Step: The promoted silver general can step one square in one of the four orthogonal directions; or, one square diagonally forward, giving it six possibilities. (WfF)

|  | ○ | ○ | ○ |  |
|  | ○ | 全 | ○ |  |
|  |  | ○ |  |  |

Knight
Promoted Knight

Jump: The knight jumps at an angle intermediate between orthogonal and diagonal, amounting to one intersection orthogonally plus one intersection diagonally, in a single motion, ignoring any intervening piece. That is, it has a choice of eight destinations. (N)

|  | ☆ |  | ☆ |  |
| ☆ |  |  |  | ☆ |
|  |  | 跳 |  |  |
| ☆ |  |  |  | ☆ |
|  | ☆ |  | ☆ |  |

Step: The promoted knight can step one square in one of the four orthogonal directions; or, one square diagonally forward, giving it six possibilities. (WfF)

|  | ○ | ○ | ○ |  |
|  | ○ | 今 | ○ |  |
|  |  | ○ |  |  |

Lance
Promoted Lance

Range: The lance can move any number of free squares straight forward or backward. (fbR)
This is the move of the reverse chariot in chu shogi.

|  |  | │ |  |  |
|  |  | │ |  |  |
|  |  | 香 |  |  |
|  |  | │ |  |  |
|  |  | │ |  |  |

Step: The promoted lance can step one square in one of the four orthogonal directions; or, one square diagonally forward, giving it six possibilities. (WfF)

|  | ○ | ○ | ○ |  |
|  | ○ | 仝 | ○ |  |
|  |  | ○ |  |  |

Pawn
Tokin

Step: The pawn can step one square forward. (fW)
A pawn that reaches the farthest rank must promote.

|  |  | ○ |  |  |
|  |  | 歩 |  |  |

Step: The tokin can step one square in one of the four orthogonal directions; or, one square diagonally forward, giving it six possibilities. (WfF)

|  | ○ | ○ | ○ |  |
|  | ○ | 个 | ○ |  |
|  |  | ○ |  |  |

=== Game end ===

A player who captures the opponent's king or all other pieces wins the game (unless the bared player immediately follows this baring by baring his own opponent, in which case it is a draw). In practice this rarely happens, as a player will resign when checkmated, or otherwise when loss is inevitable.

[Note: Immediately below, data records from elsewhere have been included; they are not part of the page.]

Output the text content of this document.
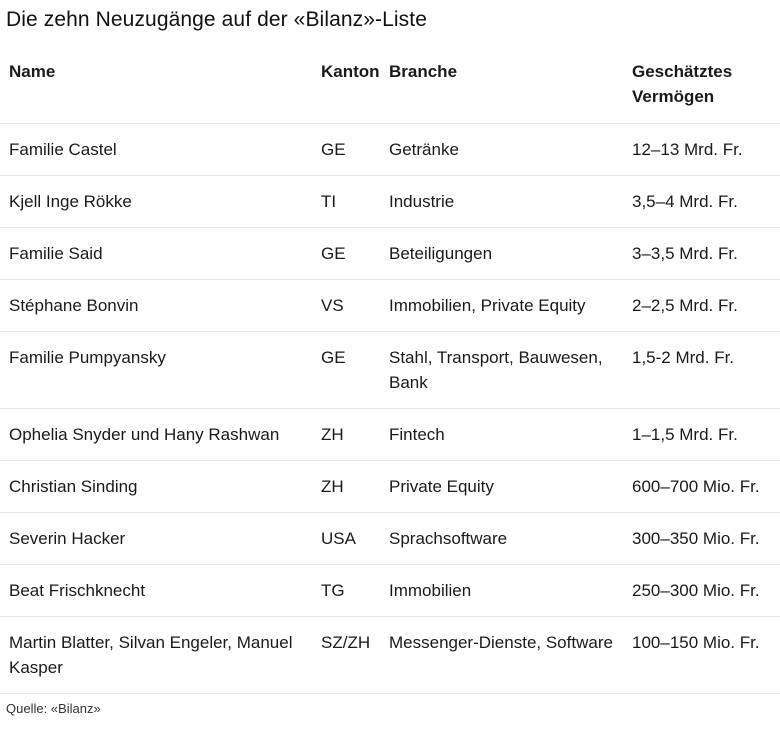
Die zehn Neuzugänge auf der «Bilanz»-Liste
Name	Kanton	Branche	Geschätztes Vermögen
Familie Castel	GE	Getränke	12–13 Mrd. Fr.
Kjell Inge Rökke	TI	Industrie	3,5–4 Mrd. Fr.
Familie Said	GE	Beteiligungen	3–3,5 Mrd. Fr.
Stéphane Bonvin	VS	Immobilien, Private Equity	2–2,5 Mrd. Fr.
Familie Pumpyansky	GE	Stahl, Transport, Bauwesen, Bank	1,5-2 Mrd. Fr.
Ophelia Snyder und Hany Rashwan	ZH	Fintech	1–1,5 Mrd. Fr.
Christian Sinding	ZH	Private Equity	600–700 Mio. Fr.
Severin Hacker	USA	Sprachsoftware	300–350 Mio. Fr.
Beat Frischknecht	TG	Immobilien	250–300 Mio. Fr.
Martin Blatter, Silvan Engeler, Manuel Kasper	SZ/ZH	Messenger-Dienste, Software	100–150 Mio. Fr.
Quelle: «Bilanz»
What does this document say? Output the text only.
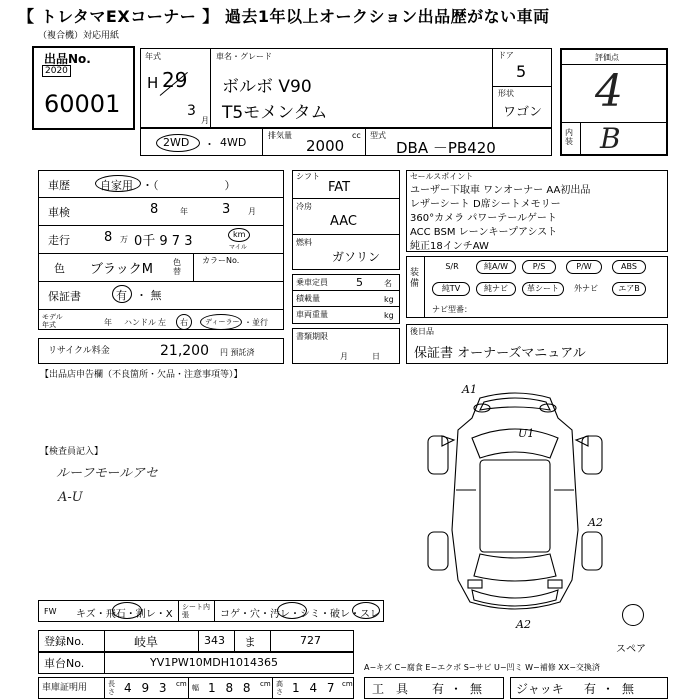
【 トレタマEXコーナー 】 過去1年以上オークション出品歴がない車両
（複合機）対応用紙
出品No.
2020
60001
年式
H 29
3
月
車名・グレード
ボルボ V90
T5モメンタム
ドア
5
形状
ワゴン
評価点
4
内装 B
2WD ・ 4WD
排気量	cc
2000
型式
DBA －PB420
車歴	自家用 ・（　　　　　　）
車検	8	年	3 月
走行	8 万 0千 9 7 3	km
マイル
色 ブラックM	色替
カラーNo.
保証書	有 ・ 無
モデル年式	年 ハンドル 左 右 ディーラー ・並行
リサイクル料金	21,200 円 預託済
シフト
FAT
冷房
AAC
燃料
ガソリン
乗車定員	5	名
積載量	kg
車両重量	kg
書類期限
月　　　日
セールスポイント
ユーザー下取車 ワンオーナー AA初出品
レザーシート D席シートメモリー
360°カメラ パワーテールゲート
ACC BSM レーンキープアシスト
純正18インチAW
装備
S/R	純A/W	P/S	P/W	ABS
純TV	純ナビ	革シート	外ナビ	エアB
ナビ型番：
後日品
保証書 オーナーズマニュアル
【出品店申告欄（不良箇所・欠品・注意事項等）】
【検査員記入】
ルーフモールアセ
A-U
A1
U1
A2
A2
スペア
FW キズ・飛石・割レ・X
シート内張	コゲ・穴・汚レ・シミ・破レ・スレ
登録No.	岐阜	343 ま	727
車台No.	YV1PW10MDH1014365	A−キズ C−腐食 E−エクボ S−サビ U−凹ミ W−補修 XX−交換済
車庫証明用	長さ 4 9 3 cm 幅 1 8 8 cm 高さ 1 4 7 cm 工　具 有 ・ 無	ジャッキ 有 ・ 無
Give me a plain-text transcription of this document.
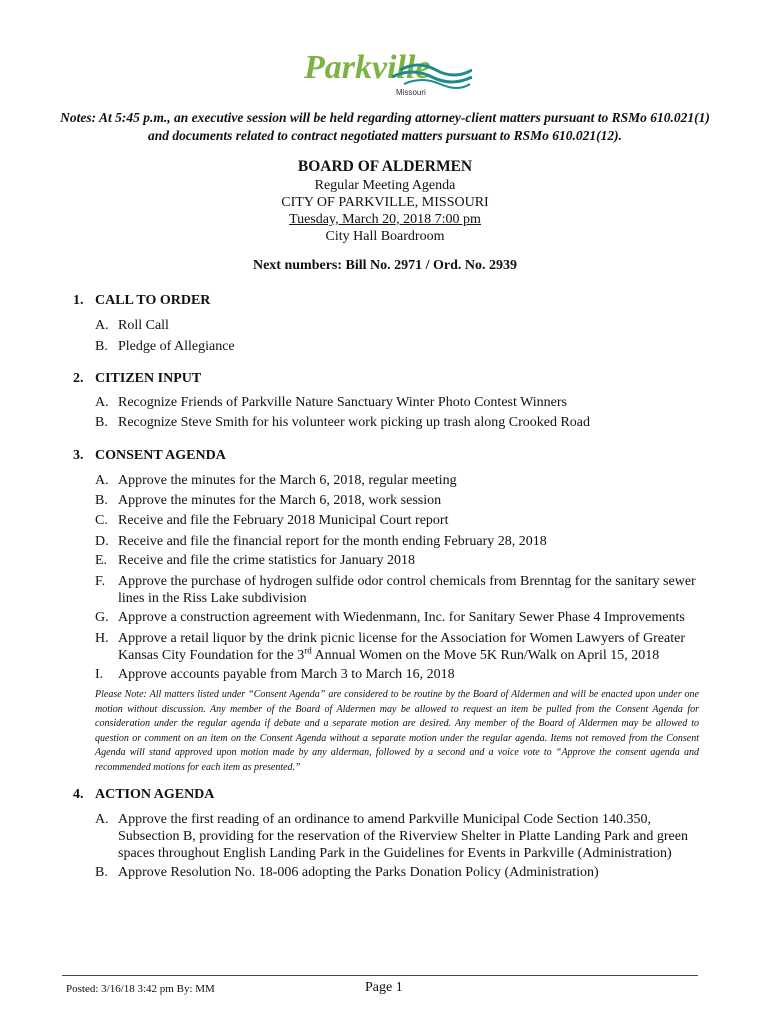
Parkville
Missouri
Notes: At 5:45 p.m., an executive session will be held regarding attorney-client matters pursuant to RSMo 610.021(1) and documents related to contract negotiated matters pursuant to RSMo 610.021(12).
BOARD OF ALDERMEN
Regular Meeting Agenda
CITY OF PARKVILLE, MISSOURI
Tuesday, March 20, 2018 7:00 pm
City Hall Boardroom
Next numbers: Bill No. 2971 / Ord. No. 2939
1. CALL TO ORDER
A. Roll Call
B. Pledge of Allegiance
2. CITIZEN INPUT
A. Recognize Friends of Parkville Nature Sanctuary Winter Photo Contest Winners
B. Recognize Steve Smith for his volunteer work picking up trash along Crooked Road
3. CONSENT AGENDA
A. Approve the minutes for the March 6, 2018, regular meeting
B. Approve the minutes for the March 6, 2018, work session
C. Receive and file the February 2018 Municipal Court report
D. Receive and file the financial report for the month ending February 28, 2018
E. Receive and file the crime statistics for January 2018
F. Approve the purchase of hydrogen sulfide odor control chemicals from Brenntag for the sanitary sewer lines in the Riss Lake subdivision
G. Approve a construction agreement with Wiedenmann, Inc. for Sanitary Sewer Phase 4 Improvements
H. Approve a retail liquor by the drink picnic license for the Association for Women Lawyers of Greater Kansas City Foundation for the 3rd Annual Women on the Move 5K Run/Walk on April 15, 2018
I. Approve accounts payable from March 3 to March 16, 2018
Please Note: All matters listed under “Consent Agenda” are considered to be routine by the Board of Aldermen and will be enacted upon under one motion without discussion. Any member of the Board of Aldermen may be allowed to request an item be pulled from the Consent Agenda for consideration under the regular agenda if debate and a separate motion are desired. Any member of the Board of Aldermen may be allowed to question or comment on an item on the Consent Agenda without a separate motion under the regular agenda. Items not removed from the Consent Agenda will stand approved upon motion made by any alderman, followed by a second and a voice vote to “Approve the consent agenda and recommended motions for each item as presented.”
4. ACTION AGENDA
A. Approve the first reading of an ordinance to amend Parkville Municipal Code Section 140.350, Subsection B, providing for the reservation of the Riverview Shelter in Platte Landing Park and green spaces throughout English Landing Park in the Guidelines for Events in Parkville (Administration)
B. Approve Resolution No. 18-006 adopting the Parks Donation Policy (Administration)
Posted: 3/16/18 3:42 pm By: MM	Page 1
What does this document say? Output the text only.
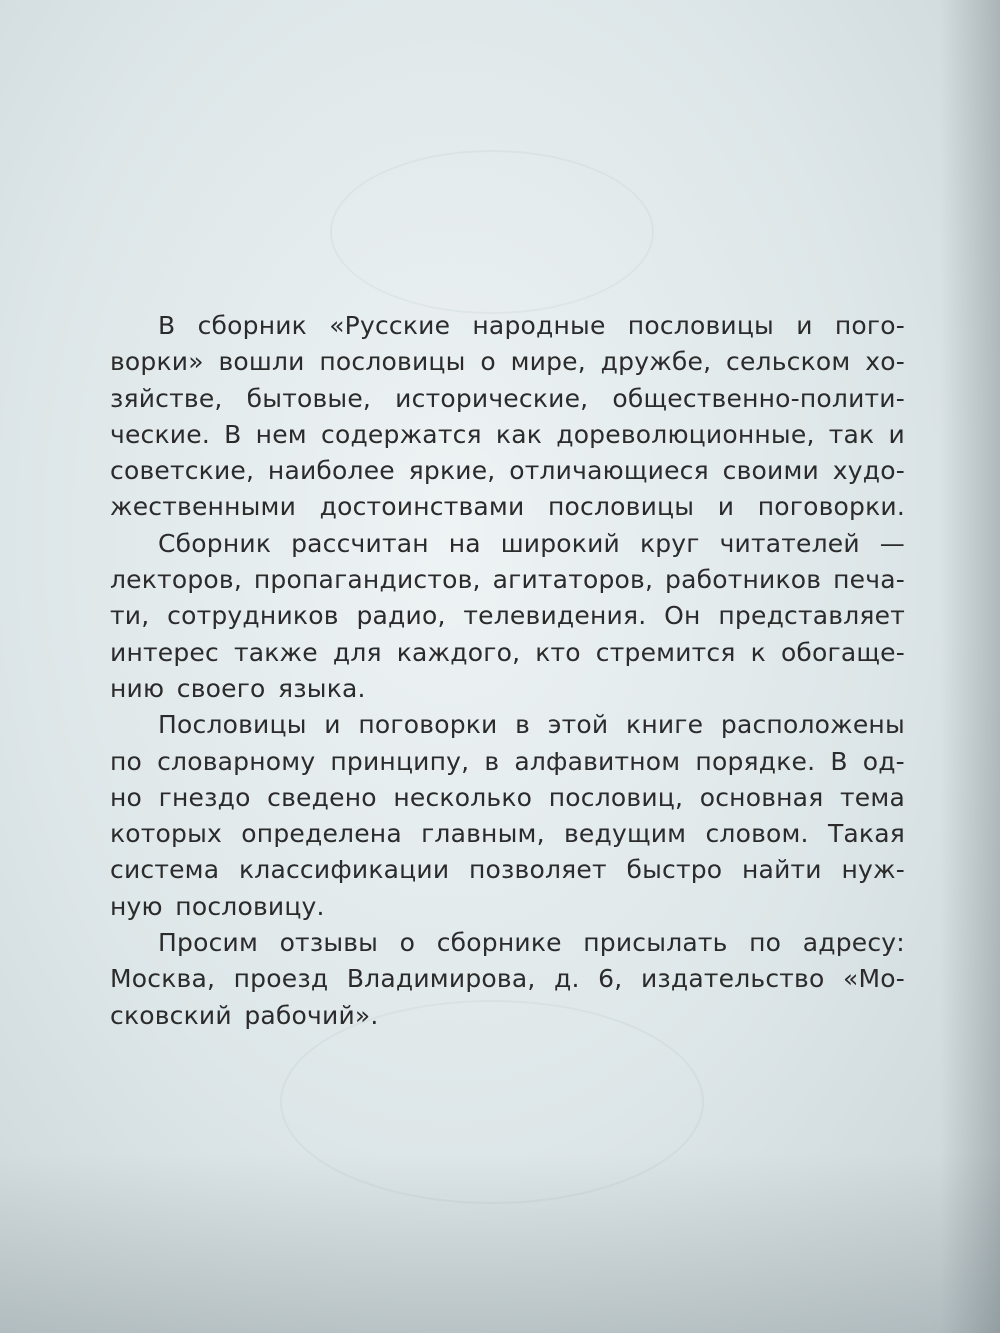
В сборник «Русские народные пословицы и пого-
ворки» вошли пословицы о мире, дружбе, сельском хо-
зяйстве, бытовые, исторические, общественно-полити-
ческие. В нем содержатся как дореволюционные, так и
советские, наиболее яркие, отличающиеся своими худо-
жественными достоинствами пословицы и поговорки.
Сборник рассчитан на широкий круг читателей —
лекторов, пропагандистов, агитаторов, работников печа-
ти, сотрудников радио, телевидения. Он представляет
интерес также для каждого, кто стремится к обогаще-
нию своего языка.
Пословицы и поговорки в этой книге расположены
по словарному принципу, в алфавитном порядке. В од-
но гнездо сведено несколько пословиц, основная тема
которых определена главным, ведущим словом. Такая
система классификации позволяет быстро найти нуж-
ную пословицу.
Просим отзывы о сборнике присылать по адресу:
Москва, проезд Владимирова, д. 6, издательство «Мо-
сковский рабочий».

A player who makes an illegal move loses immediately. (This rule may be relaxed in casual games.)

There are two other possible (but fairly uncommon) ways for a game to end: repetition (千日手 sennichite) and impasse (持将棋 jishōgi).

If the same position occurs four times with the same player to play, then the game is no contest. However, if this is the result of perpetual check, the checking player loses. For the position to be considered the same, both the board position and the pieces in hand must be identical.

The game reaches an impasse if both kings have advanced into their respective promotion zones and neither player can hope to mate the other or to gain any further material.

== Game notation ==

The method used in English-language texts to express shogi moves was established by George Hodges in 1976. It is derived from the algebraic notation used for chess, but differs in several respects.

A typical example is P-8g.
The first letter represents the piece moved: P = pawn, L = lance, N = knight, S = silver, G = gold, B = bishop, R = rook, Q = queen, K = king. Promoted pieces have a + added in front of the letter. e.g., +P for a tokin (promoted pawn). The designation of the piece is followed by a symbol indicating the type of move: - for an ordinary move and x for a capture. Next is the designation for the square on which the piece lands. This consists of a number representing the file and a lowercase letter representing the rank, with 1a being the top right corner (as seen from Black's point of view) and 10j being the bottom left corner. (This method of designating squares is based on Japanese convention, which, however, uses Japanese numerals instead of letters. For example, the square 2c is denoted by 2三 in Japanese.)

If a move entitles the player to promote the piece, then a + is added to the end to signify that the promotion was taken, or an = to indicate that it was declined.
For example, Nx7c= indicates a knight capturing on 7c without promoting.

In cases where the above notation would be ambiguous, the designation of the start square is added after the designation for the piece in order to make clear which piece is meant.

Moves are commonly numbered as in chess.